Fair Bluff residents should be able to drink water from the town’s new well in December, engineer and project manager Carter Hubard from the W.K. Dickson Company told the town council during its meeting Tuesday. Hubard predicted that construction will be finished in October; however, due to supply chain delays, a backup generator to run the pump in case of electric outage won’t arrive until next year.
Town Planner Al Leonard said the council reacted with “optimism and thankfulness” to the news that, “Six months into the [fiscal] year, the water and sewer fund has shown a $2,000 profit.” Historically, he said, that utility fund “has really been a money loser.” Leonard said that relatively dry weather and recent replacements of cracked sewer lines had contributed to the slight profit because less rainwater is now infiltrating the system.
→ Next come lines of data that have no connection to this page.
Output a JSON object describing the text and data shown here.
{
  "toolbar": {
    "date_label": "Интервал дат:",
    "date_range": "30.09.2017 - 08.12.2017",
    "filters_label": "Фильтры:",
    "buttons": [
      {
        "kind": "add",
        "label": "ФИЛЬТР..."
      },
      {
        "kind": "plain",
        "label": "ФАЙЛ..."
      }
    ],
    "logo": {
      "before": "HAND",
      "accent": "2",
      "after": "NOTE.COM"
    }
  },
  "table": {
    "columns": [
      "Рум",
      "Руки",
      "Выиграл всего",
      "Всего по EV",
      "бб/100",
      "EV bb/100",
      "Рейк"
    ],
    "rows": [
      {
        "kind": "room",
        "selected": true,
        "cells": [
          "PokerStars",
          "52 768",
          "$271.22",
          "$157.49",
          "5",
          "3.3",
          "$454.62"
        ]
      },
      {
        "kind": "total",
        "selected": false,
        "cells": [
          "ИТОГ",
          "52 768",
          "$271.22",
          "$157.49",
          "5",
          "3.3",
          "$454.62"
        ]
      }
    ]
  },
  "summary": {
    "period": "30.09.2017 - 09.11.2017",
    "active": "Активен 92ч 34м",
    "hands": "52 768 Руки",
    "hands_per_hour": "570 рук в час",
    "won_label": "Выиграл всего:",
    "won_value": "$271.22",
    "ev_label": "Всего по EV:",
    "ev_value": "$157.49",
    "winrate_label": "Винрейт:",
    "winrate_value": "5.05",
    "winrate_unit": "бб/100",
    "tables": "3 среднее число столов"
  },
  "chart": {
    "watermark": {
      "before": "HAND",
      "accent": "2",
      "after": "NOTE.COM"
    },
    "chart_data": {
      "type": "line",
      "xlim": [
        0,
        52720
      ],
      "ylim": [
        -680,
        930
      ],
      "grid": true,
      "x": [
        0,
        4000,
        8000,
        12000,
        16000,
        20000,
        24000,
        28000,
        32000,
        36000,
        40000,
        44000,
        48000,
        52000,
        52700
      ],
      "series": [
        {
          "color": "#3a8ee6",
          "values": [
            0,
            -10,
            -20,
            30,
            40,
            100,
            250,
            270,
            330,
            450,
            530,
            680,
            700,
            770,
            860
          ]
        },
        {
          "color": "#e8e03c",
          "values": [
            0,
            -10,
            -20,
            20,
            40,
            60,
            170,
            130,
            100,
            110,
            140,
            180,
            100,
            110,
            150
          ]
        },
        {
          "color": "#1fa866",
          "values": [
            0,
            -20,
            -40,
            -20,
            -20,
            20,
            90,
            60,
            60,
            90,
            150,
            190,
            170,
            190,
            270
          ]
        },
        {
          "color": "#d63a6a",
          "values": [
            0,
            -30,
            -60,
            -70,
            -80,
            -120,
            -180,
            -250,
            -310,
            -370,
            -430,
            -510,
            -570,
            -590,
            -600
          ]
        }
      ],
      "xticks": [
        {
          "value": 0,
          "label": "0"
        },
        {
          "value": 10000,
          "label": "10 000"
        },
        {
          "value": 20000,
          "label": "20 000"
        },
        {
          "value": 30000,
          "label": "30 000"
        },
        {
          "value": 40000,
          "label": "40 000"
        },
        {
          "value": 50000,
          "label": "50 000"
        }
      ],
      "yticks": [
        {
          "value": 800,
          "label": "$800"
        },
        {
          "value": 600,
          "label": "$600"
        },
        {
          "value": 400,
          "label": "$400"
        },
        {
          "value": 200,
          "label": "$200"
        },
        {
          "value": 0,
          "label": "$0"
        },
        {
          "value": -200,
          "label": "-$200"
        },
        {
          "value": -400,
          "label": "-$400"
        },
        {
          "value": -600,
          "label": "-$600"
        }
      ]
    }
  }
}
Leonard said the town council voted unanimously to hire Adams and Company engineers to apply for another round of state grant money in May, to be used for further sewer line replacements.
Leonard also said that, after a favorable recommendation at the state level, federal officials had indicated that they would be willing to reconsider Fair Bluff for a $2.8 million BRIC grant. The money would pay for demolishing and hauling away flood-damaged downtown buildings. The town has now purchased two of those structures using previously acquired grant money, one on Main Street and one on Railroad Street, Town Attorney Scott Sessions told the council during the meeting.
The next step is for the town’s engineers to submit a plan covering how they expect to manage stormwater with the envisioned park that would replace downtown. “We think of this as a positive sign,” Leonard said after the meeting.